Abstract:The large-scale pre-trained vision language models (VLM) have shown remarkable domain transfer capability on natural images. However, it remains unknown whether this capability can also apply to the medical image domain. This paper thoroughly studies the knowledge transferability of pre-trained VLMs to the medical domain, where we show that well-designed medical prompts are the key to elicit knowledge from pre-trained VLMs. We demonstrate that by prompting with expressive attributes that are shared between domains, the VLM can carry the knowledge across domains and improve its generalization. This mechanism empowers VLMs to recognize novel objects with fewer or without image samples.
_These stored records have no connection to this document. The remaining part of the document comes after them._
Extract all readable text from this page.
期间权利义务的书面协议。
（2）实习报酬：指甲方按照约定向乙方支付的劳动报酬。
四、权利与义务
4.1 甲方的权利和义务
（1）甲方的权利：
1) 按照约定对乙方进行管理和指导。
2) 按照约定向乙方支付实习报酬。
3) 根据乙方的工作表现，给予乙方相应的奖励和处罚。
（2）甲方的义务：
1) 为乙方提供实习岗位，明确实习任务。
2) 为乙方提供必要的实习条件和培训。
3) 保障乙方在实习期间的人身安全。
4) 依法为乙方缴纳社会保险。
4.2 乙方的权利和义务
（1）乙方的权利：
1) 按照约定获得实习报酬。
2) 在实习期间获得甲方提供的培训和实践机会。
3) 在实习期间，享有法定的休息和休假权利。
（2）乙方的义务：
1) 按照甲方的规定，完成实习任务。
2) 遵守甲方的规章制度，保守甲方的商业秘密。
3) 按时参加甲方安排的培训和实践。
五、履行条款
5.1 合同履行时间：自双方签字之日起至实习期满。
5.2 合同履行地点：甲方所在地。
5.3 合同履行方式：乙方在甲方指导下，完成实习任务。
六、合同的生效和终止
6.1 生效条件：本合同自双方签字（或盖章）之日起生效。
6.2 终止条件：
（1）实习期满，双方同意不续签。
Furthermore, to avoid the laborious manual designing process, we develop three approaches for automatic generation of medical prompts, which can inject expert-level medical knowledge and image-specific information into the prompts for fine-grained grounding. We conduct extensive experiments on thirteen different medical datasets across various modalities, showing that our well-designed prompts greatly improve the zero-shot performance compared to the default prompts, and our fine-tuned models surpass the supervised models by a significant margin.